The Chartered Institute of Taxation is advising Scottish taxpayers to be aware of the "practical realities" of income tax divergence as the new tax year begins tomorrow (6 April)
The Differences in income tax rates between Scotland and the rest of the UK will further highlight variances in the tax system that first arose in the 2018/19 tax year1.
- Restricting eligibility for Marriage Allowance to those earning less than £43,430, compared with £50,000 across the rest of the UK. This is because of the lower threshold for higher rate tax in Scotland
- Ensuring that taxpayers paying the intermediate rate of tax (21 per cent) contact HMRC to claim the additional one per cent of tax relief they are entitled to if they pay into a ‘relief at source’ pension scheme
- The continuing – but widening – misalignment between higher rate Scottish Income Tax and the upper earnings limit for National Insurance. These will see employees earning between £43,430 and £50,000 exposed to a marginal tax rate of 53 per cent, compared with 42 per cent across the rest of the UK
Alexander Garden, chair of the CIOT’s Scottish Technical Committee, said:
“As we mark the start of the new tax year, it is important that the practical realities of income tax divergence are highlighted to taxpayers so they are aware of what the changes may mean for them.
“These changes aren’t new, but they are likely to increase in prominence as the tax systems on either side of the border continue on their divergent paths.

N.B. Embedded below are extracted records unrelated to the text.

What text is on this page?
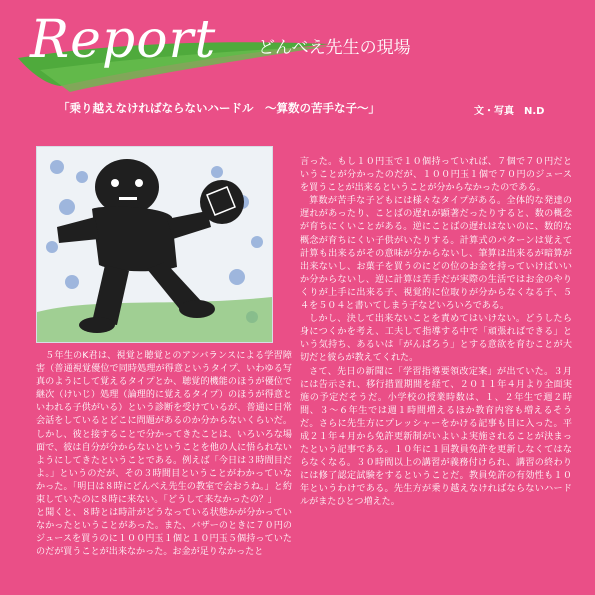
Report どんべえ先生の現場
「乗り越えなければならないハードル　～算数の苦手な子～」	文・写真　N.D

５年生のK君は、視覚と聴覚とのアンバランスによる学習障害（普通視覚優位で同時処理が得意というタイプ、いわゆる写真のようにして覚えるタイプとか、聴覚的機能のほうが優位で継次（けいじ）処理（論理的に覚えるタイプ）のほうが得意といわれる子供がいる）という診断を受けているが、普通に日常会話をしているとどこに問題があるのか分からないくらいだ。しかし、彼と接することで分かってきたことは、いろいろな場面で、彼は自分が分からないということを他の人に悟られないようにしてきたということである。例えば「今日は３時間目だよ。」というのだが、その３時間目ということがわかっていなかった。「明日は８時にどんべえ先生の教室で会おうね。」と約束していたのに８時に来ない。「どうして来なかったの？」

と聞くと、８時とは時計がどうなっている状態かが分かっていなかったということがあった。また、バザーのときに７０円のジュースを買うのに１００円玉１個と１０円玉５個持っていたのだが買うことが出来なかった。お金が足りなかったと

言った。もし１０円玉で１０個持っていれば、７個で７０円だということが分かったのだが、１００円玉１個で７０円のジュースを買うことが出来るということが分からなかったのである。

算数が苦手な子どもには様々なタイプがある。全体的な発達の遅れがあったり、ことばの遅れが顕著だったりすると、数の概念が育ちにくいことがある。逆にことばの遅れはないのに、数的な概念が育ちにくい子供がいたりする。計算式のパターンは覚えて計算も出来るがその意味が分からないし、筆算は出来るが暗算が出来ないし、お菓子を買うのにどの位のお金を持っていけばいいか分からないし、逆に計算は苦手だが実際の生活ではお金のやりくりが上手に出来る子、視覚的に位取りが分からなくなる子、５４を５０４と書いてしまう子などいろいろである。

しかし、決して出来ないことを責めてはいけない。どうしたら身につくかを考え、工夫して指導する中で「頑張ればできる」という気持ち、あるいは「がんばろう」とする意欲を育むことが大切だと彼らが教えてくれた。

さて、先日の新聞に「学習指導要領改定案」が出ていた。３月には告示され、移行措置期間を経て、２０１１年４月より全面実施の予定だそうだ。小学校の授業時数は、１、２年生で週２時間、３～６年生では週１時間増えるほか教育内容も増えるそうだ。さらに先生方にプレッシャーをかける記事も目に入った。平成２１年４月から免許更新制がいよいよ実施されることが決まったという記事である。１０年に１回教員免許を更新しなくてはならなくなる。３０時間以上の講習が義務付けられ、講習の終わりには修了認定試験をするということだ。教員免許の有効性も１０年というわけである。先生方が乗り越えなければならないハードルがまたひとつ増えた。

“Taxpayers receiving Marriage Allowance because their partner or spouse is earning less than the personal allowance will lose their eligibility if their income exceeds the Scottish higher rate threshold of £43,430. In contrast, they would continue to be eligible were they to live elsewhere in the UK, where the higher rate threshold will increase to £50,000.
“Another anomaly concerns those Scottish taxpayers paying the intermediate rate of tax and who pay in to a ‘relief at source’ pension scheme. They may be entitled to extra tax relief on their pension contributions. They can check this either by calling HMRC to ensure this is reflected in their tax code or when they come to complete their self-assessment tax return at the end of the year.
“The interaction between income tax and National Insurance has been well-documented, but the widening gap between the Scottish and UK higher rate thresholds is likely to push more taxpayers into this bracket in the year ahead”.
Notes for editors:
- Wales will have the power to set a Welsh Rate of Income Tax from April 2019 but it has chosen to retain rates and bands at the same level to England and Northern Ireland.